Altered Body Awareness May Contribute to Pain Sensitivity in Fibromyalgia, Study Suggests

Altered Body Awareness May Contribute to Pain Sensitivity in Fibromyalgia, Study Suggests

Women with fibromyalgia often have less self-esteem and a distorted perception of their own bodies. This may impair their capacity to process sensory stimuli and contribute to the sensation of chronic pain, according to researchers from Spain.

This finding was reported in a small study titled, “Embodied pain in fibromyalgia: Disturbed somatorepresentations and increased plasticity of the body schema,” published in the journal Plos One.

The sensation of pain is controlled by different elements. Cognitive factors such as attention, anticipation, emotion, and memory of previous pain can affect the way a person perceives pain.

Body image and body perception can also contribute to feelings of exacerbated or diminished pain sensitivity. Increasing evidence has suggested an association between a patient’s chronic pain and a distorted image of their body.

To better understand whether body awareness is associated with pain sensation, researchers from the University of the Basque Country in northern Spain evaluated 14 women with fibromyalgia and 13 healthy volunteers.

Several fundamental aspects of body awareness were analyzed, including plasticity of the body response and movement, body image, and awareness of normal body activity.

Women with fibromyalgia were found to have lower self-esteem than their healthy counterparts, reporting less satisfaction with their bodies. The patients had lower scores for all items when measured by the Body Esteem Scale (BES). Regions of the body with lower scores were found to be those where patients felt the most pain.

Results of the Body Perception Questionnaire (BPQ) revealed that fibromyalgia patients had significantly higher scores for body awareness, stress response, autonomic nervous system reactivity, and stress style.
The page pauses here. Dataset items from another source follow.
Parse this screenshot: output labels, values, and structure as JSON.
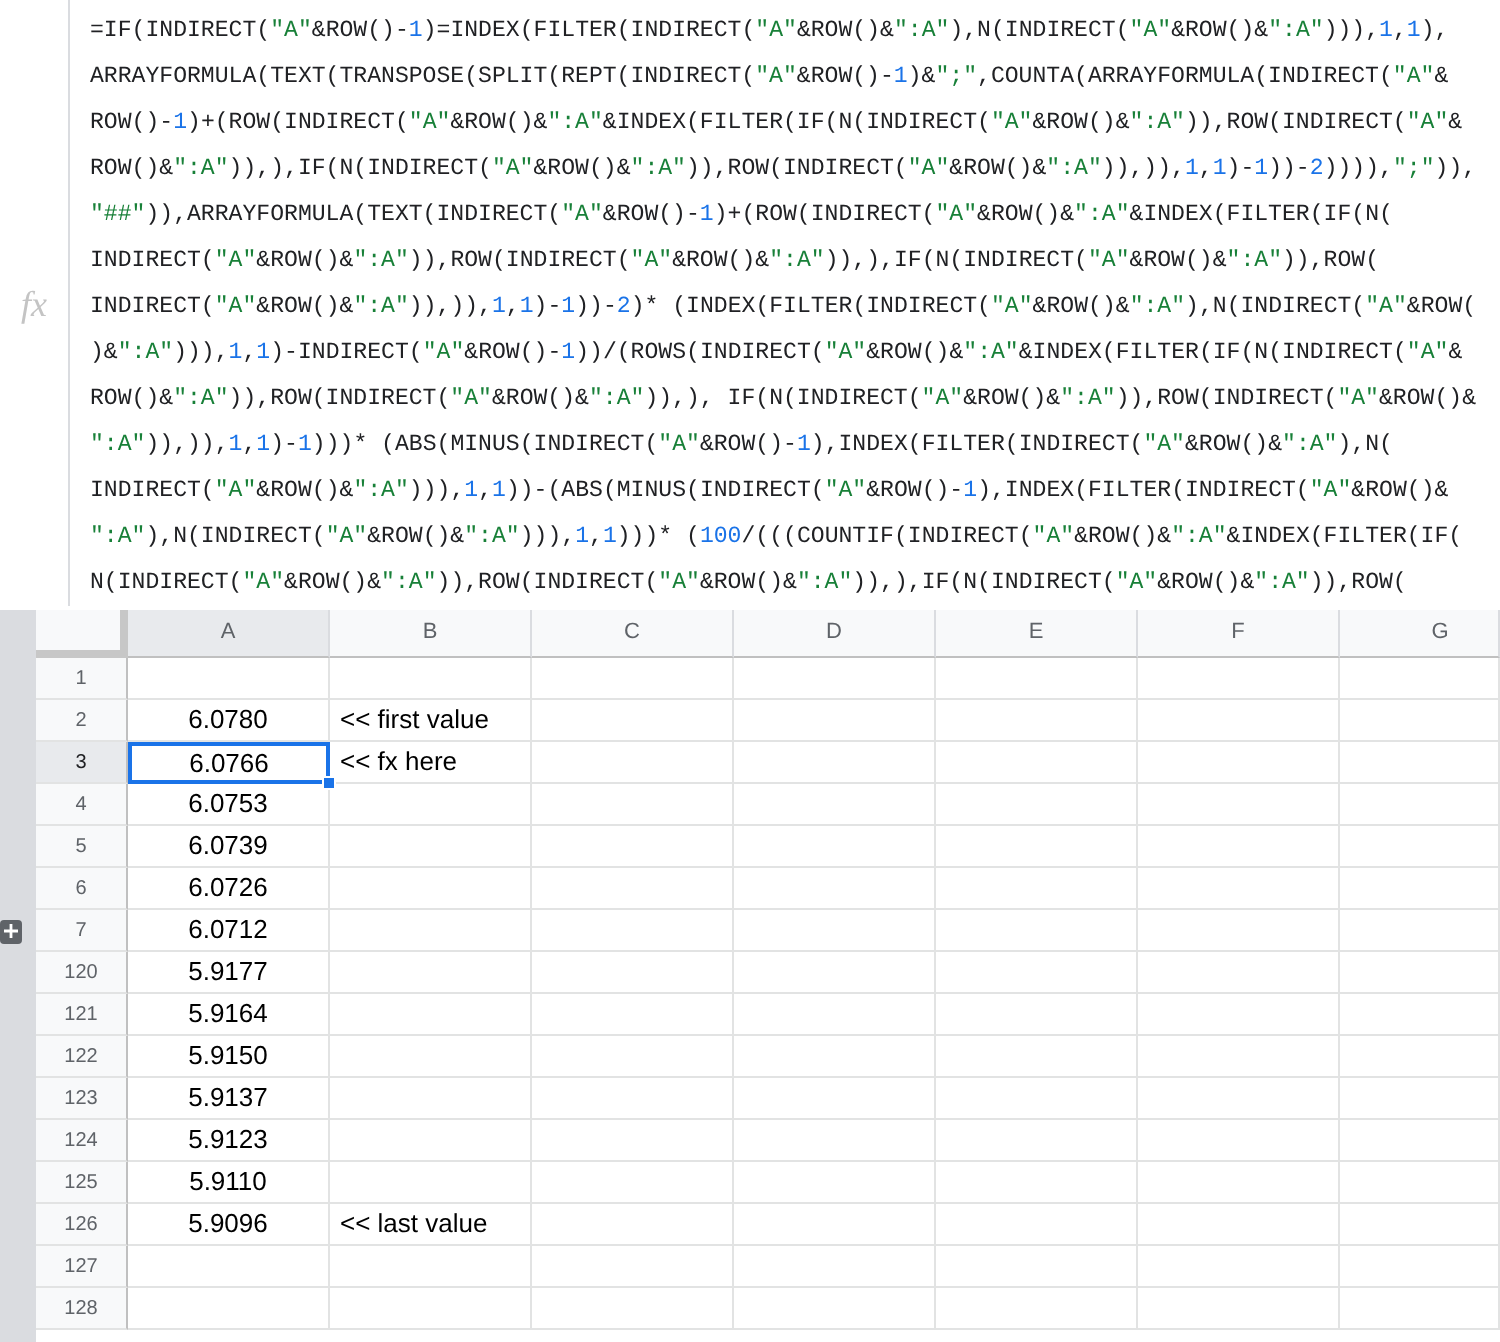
{
  "formula_bar": {
    "label": "fx",
    "lines": [
      "=IF(INDIRECT(\"A\"&ROW()-1)=INDEX(FILTER(INDIRECT(\"A\"&ROW()&\":A\"),N(INDIRECT(\"A\"&ROW()&\":A\"))),1,1),",
      "ARRAYFORMULA(TEXT(TRANSPOSE(SPLIT(REPT(INDIRECT(\"A\"&ROW()-1)&\";\",COUNTA(ARRAYFORMULA(INDIRECT(\"A\"&",
      "ROW()-1)+(ROW(INDIRECT(\"A\"&ROW()&\":A\"&INDEX(FILTER(IF(N(INDIRECT(\"A\"&ROW()&\":A\")),ROW(INDIRECT(\"A\"&",
      "ROW()&\":A\")),),IF(N(INDIRECT(\"A\"&ROW()&\":A\")),ROW(INDIRECT(\"A\"&ROW()&\":A\")),)),1,1)-1))-2)))),\";\")),",
      "\"##\")),ARRAYFORMULA(TEXT(INDIRECT(\"A\"&ROW()-1)+(ROW(INDIRECT(\"A\"&ROW()&\":A\"&INDEX(FILTER(IF(N(",
      "INDIRECT(\"A\"&ROW()&\":A\")),ROW(INDIRECT(\"A\"&ROW()&\":A\")),),IF(N(INDIRECT(\"A\"&ROW()&\":A\")),ROW(",
      "INDIRECT(\"A\"&ROW()&\":A\")),)),1,1)-1))-2)* (INDEX(FILTER(INDIRECT(\"A\"&ROW()&\":A\"),N(INDIRECT(\"A\"&ROW(",
      ")&\":A\"))),1,1)-INDIRECT(\"A\"&ROW()-1))/(ROWS(INDIRECT(\"A\"&ROW()&\":A\"&INDEX(FILTER(IF(N(INDIRECT(\"A\"&",
      "ROW()&\":A\")),ROW(INDIRECT(\"A\"&ROW()&\":A\")),), IF(N(INDIRECT(\"A\"&ROW()&\":A\")),ROW(INDIRECT(\"A\"&ROW()&",
      "\":A\")),)),1,1)-1)))* (ABS(MINUS(INDIRECT(\"A\"&ROW()-1),INDEX(FILTER(INDIRECT(\"A\"&ROW()&\":A\"),N(",
      "INDIRECT(\"A\"&ROW()&\":A\"))),1,1))-(ABS(MINUS(INDIRECT(\"A\"&ROW()-1),INDEX(FILTER(INDIRECT(\"A\"&ROW()&",
      "\":A\"),N(INDIRECT(\"A\"&ROW()&\":A\"))),1,1)))* (100/(((COUNTIF(INDIRECT(\"A\"&ROW()&\":A\"&INDEX(FILTER(IF(",
      "N(INDIRECT(\"A\"&ROW()&\":A\")),ROW(INDIRECT(\"A\"&ROW()&\":A\")),),IF(N(INDIRECT(\"A\"&ROW()&\":A\")),ROW("
    ]
  },
  "sheet": {
    "columns": [
      {
        "label": "A",
        "selected": true
      },
      {
        "label": "B",
        "selected": false
      },
      {
        "label": "C",
        "selected": false
      },
      {
        "label": "D",
        "selected": false
      },
      {
        "label": "E",
        "selected": false
      },
      {
        "label": "F",
        "selected": false
      },
      {
        "label": "G",
        "selected": false
      }
    ],
    "rows": [
      {
        "number": "1",
        "selected": false,
        "collapsed_group": false
      },
      {
        "number": "2",
        "selected": false,
        "collapsed_group": false,
        "a": "6.0780",
        "b": "<< first value"
      },
      {
        "number": "3",
        "selected": true,
        "collapsed_group": false,
        "a": "6.0766",
        "b": "<< fx here"
      },
      {
        "number": "4",
        "selected": false,
        "collapsed_group": false,
        "a": "6.0753"
      },
      {
        "number": "5",
        "selected": false,
        "collapsed_group": false,
        "a": "6.0739"
      },
      {
        "number": "6",
        "selected": false,
        "collapsed_group": false,
        "a": "6.0726"
      },
      {
        "number": "7",
        "selected": false,
        "collapsed_group": true,
        "a": "6.0712"
      },
      {
        "number": "120",
        "selected": false,
        "collapsed_group": false,
        "a": "5.9177"
      },
      {
        "number": "121",
        "selected": false,
        "collapsed_group": false,
        "a": "5.9164"
      },
      {
        "number": "122",
        "selected": false,
        "collapsed_group": false,
        "a": "5.9150"
      },
      {
        "number": "123",
        "selected": false,
        "collapsed_group": false,
        "a": "5.9137"
      },
      {
        "number": "124",
        "selected": false,
        "collapsed_group": false,
        "a": "5.9123"
      },
      {
        "number": "125",
        "selected": false,
        "collapsed_group": false,
        "a": "5.9110"
      },
      {
        "number": "126",
        "selected": false,
        "collapsed_group": false,
        "a": "5.9096",
        "b": "<< last value"
      },
      {
        "number": "127",
        "selected": false,
        "collapsed_group": false
      },
      {
        "number": "128",
        "selected": false,
        "collapsed_group": false
      }
    ]
  }
}
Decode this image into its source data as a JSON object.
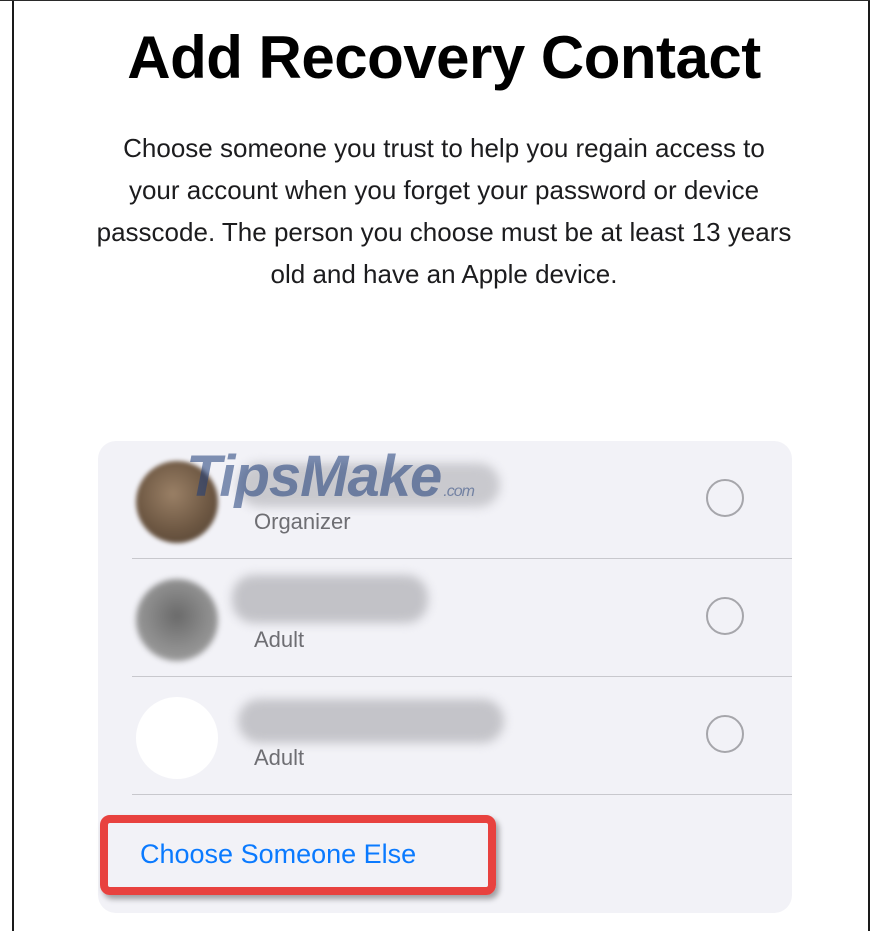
{
  "header": {
    "title": "Add Recovery Contact",
    "description": "Choose someone you trust to help you regain access to your account when you forget your password or device passcode. The person you choose must be at least 13 years old and have an Apple device."
  },
  "contacts": [
    {
      "role": "Organizer",
      "selected": false
    },
    {
      "role": "Adult",
      "selected": false
    },
    {
      "role": "Adult",
      "selected": false
    }
  ],
  "actions": {
    "choose_someone_else": "Choose Someone Else"
  },
  "watermark": {
    "main": "TipsMake",
    "suffix": ".com"
  },
  "colors": {
    "link": "#0a7aff",
    "highlight": "#e8423f",
    "card_background": "#f2f2f7"
  }
}
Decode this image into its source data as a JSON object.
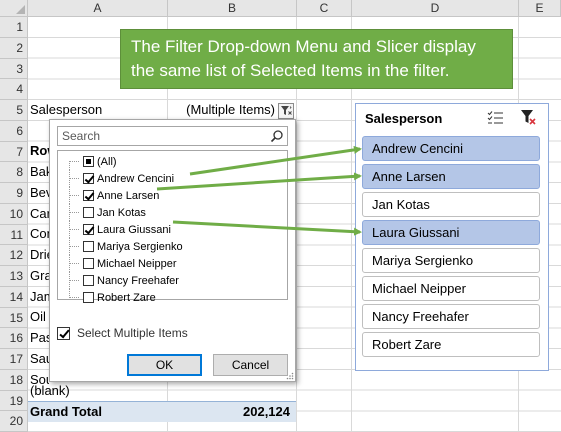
{
  "columns": [
    "A",
    "B",
    "C",
    "D",
    "E"
  ],
  "rows": [
    "1",
    "2",
    "3",
    "4",
    "5",
    "6",
    "7",
    "8",
    "9",
    "10",
    "11",
    "12",
    "13",
    "14",
    "15",
    "16",
    "17",
    "18",
    "19",
    "20"
  ],
  "callout": {
    "line1": "The Filter Drop-down Menu and Slicer display",
    "line2": "the same list of Selected Items in the filter.",
    "color": "#70ad47"
  },
  "pivot": {
    "filter_field": "Salesperson",
    "filter_value": "(Multiple Items)",
    "filter_icon": "filter-funnel-icon",
    "row_labels_partial": [
      "Row",
      "Bak",
      "Bev",
      "Car",
      "Con",
      "Drie",
      "Gra",
      "Jam",
      "Oil",
      "Pas",
      "Sau",
      "Sou"
    ],
    "blank_label": "(blank)",
    "grand_total_label": "Grand Total",
    "grand_total_value": "202,124",
    "total_row_color": "#dce6f1"
  },
  "filter_dropdown": {
    "search_placeholder": "Search",
    "items": [
      {
        "label": "(All)",
        "state": "mixed"
      },
      {
        "label": "Andrew Cencini",
        "state": "checked"
      },
      {
        "label": "Anne Larsen",
        "state": "checked"
      },
      {
        "label": "Jan Kotas",
        "state": "unchecked"
      },
      {
        "label": "Laura Giussani",
        "state": "checked"
      },
      {
        "label": "Mariya Sergienko",
        "state": "unchecked"
      },
      {
        "label": "Michael Neipper",
        "state": "unchecked"
      },
      {
        "label": "Nancy Freehafer",
        "state": "unchecked"
      },
      {
        "label": "Robert Zare",
        "state": "unchecked"
      }
    ],
    "select_multiple_label": "Select Multiple Items",
    "select_multiple_checked": true,
    "ok_label": "OK",
    "cancel_label": "Cancel"
  },
  "slicer": {
    "title": "Salesperson",
    "selected_color": "#b4c6e7",
    "items": [
      {
        "label": "Andrew Cencini",
        "selected": true
      },
      {
        "label": "Anne Larsen",
        "selected": true
      },
      {
        "label": "Jan Kotas",
        "selected": false
      },
      {
        "label": "Laura Giussani",
        "selected": true
      },
      {
        "label": "Mariya Sergienko",
        "selected": false
      },
      {
        "label": "Michael Neipper",
        "selected": false
      },
      {
        "label": "Nancy Freehafer",
        "selected": false
      },
      {
        "label": "Robert Zare",
        "selected": false
      }
    ]
  },
  "arrow_color": "#70ad47"
}
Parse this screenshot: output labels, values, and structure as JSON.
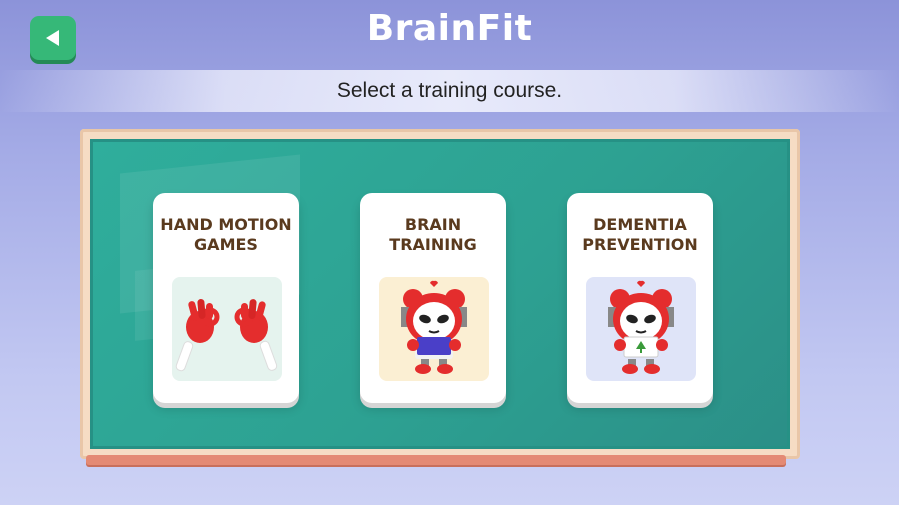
{
  "header": {
    "back_icon": "back-arrow-icon",
    "title": "BrainFit",
    "subtitle": "Select a training course."
  },
  "courses": [
    {
      "title": "HAND MOTION\nGAMES",
      "image": "hand-gestures-icon",
      "bg": "#e5f3ee"
    },
    {
      "title": "BRAIN\nTRAINING",
      "image": "alarm-clock-mascot-reading-icon",
      "bg": "#fbefd3"
    },
    {
      "title": "DEMENTIA\nPREVENTION",
      "image": "alarm-clock-mascot-sign-icon",
      "bg": "#dfe4f8"
    }
  ],
  "colors": {
    "accent": "#36b878",
    "board": "#2fae9c",
    "card_title": "#5a3a1e"
  }
}
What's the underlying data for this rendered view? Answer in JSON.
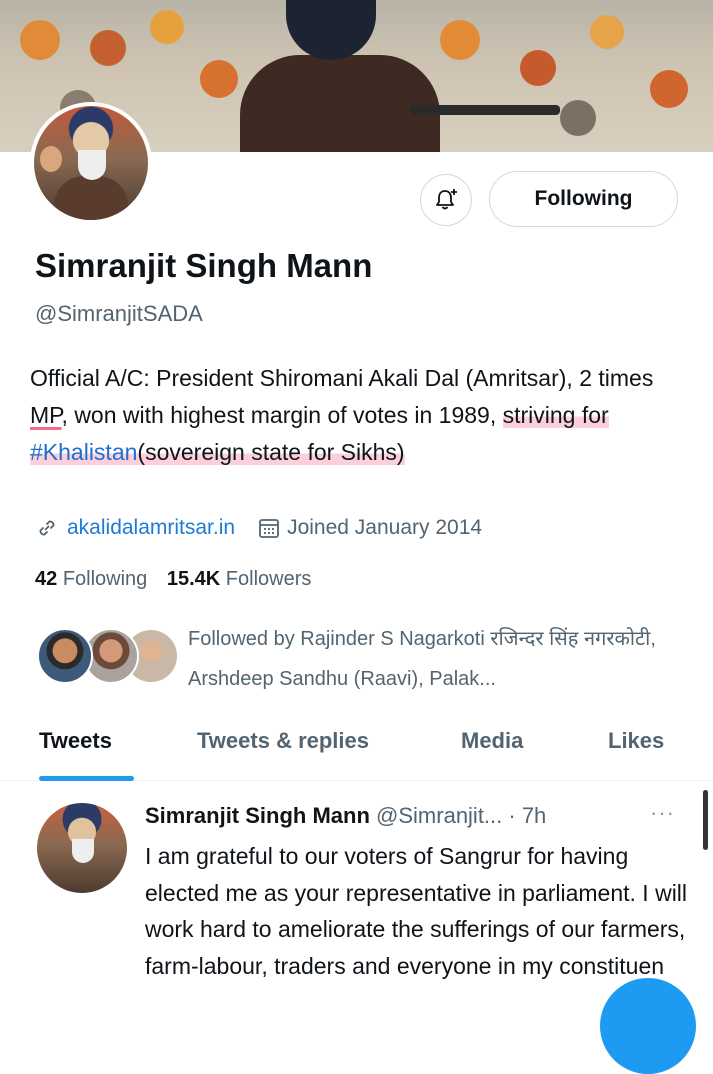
{
  "profile": {
    "name": "Simranjit Singh Mann",
    "handle": "@SimranjitSADA",
    "follow_button": "Following",
    "bio": {
      "part1": "Official A/C: President Shiromani Akali Dal (Amritsar), 2 times ",
      "mp": "MP",
      "part2": ", won with highest margin of votes in 1989, ",
      "striving": "striving for ",
      "hashtag": "#Khalistan",
      "tail": "(sovereign state for Sikhs)"
    },
    "website": "akalidalamritsar.in",
    "joined": "Joined January 2014",
    "following_count": "42",
    "following_label": "Following",
    "followers_count": "15.4K",
    "followers_label": "Followers",
    "followed_by": "Followed by Rajinder S Nagarkoti रजिन्दर सिंह नगरकोटी, Arshdeep Sandhu (Raavi), Palak..."
  },
  "tabs": [
    {
      "label": "Tweets"
    },
    {
      "label": "Tweets & replies"
    },
    {
      "label": "Media"
    },
    {
      "label": "Likes"
    }
  ],
  "tweet": {
    "name": "Simranjit Singh Mann",
    "handle_time": "@Simranjit... · 7h",
    "more": "···",
    "text": "I am grateful to our voters of Sangrur for having elected me as your representative in parliament. I will work hard to ameliorate the sufferings of our farmers, farm-labour, traders and everyone in my constituen"
  },
  "icons": {
    "bell": "notification-bell-plus-icon",
    "link": "link-icon",
    "calendar": "calendar-icon"
  },
  "colors": {
    "accent": "#1d9bf0",
    "link": "#1d7bd6",
    "muted": "#536471",
    "highlight": "#f26b8e"
  }
}
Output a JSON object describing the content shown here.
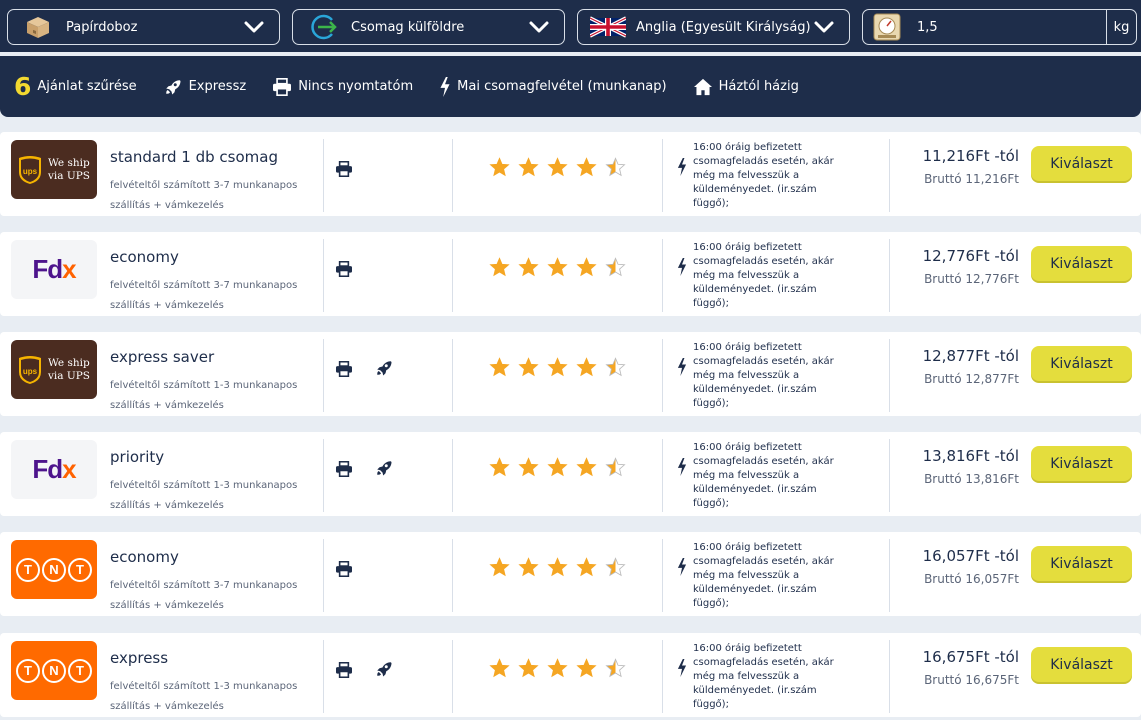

The intensity of ongoing pain was found to be strongly correlated with patients’ interoceptive awareness — the ability to perceive the body’s normal functions.

The researchers believe these results “suggest a disturbed embodiment in fibromyalgia, characterized by instability of the body schema, negatively biased cognitions regarding one’s own body, and increased vigilance to internal bodily cues.”

It is not clear if altered body awareness and perceptions are a cause or a consequence of fibromyalgia.

Still, they can be interpreted as a response to the “inability to adequately” read incoming sensory inputs and “update the biased off-line representations” of the body and pain “stored as long-term memory,” the researchers wrote.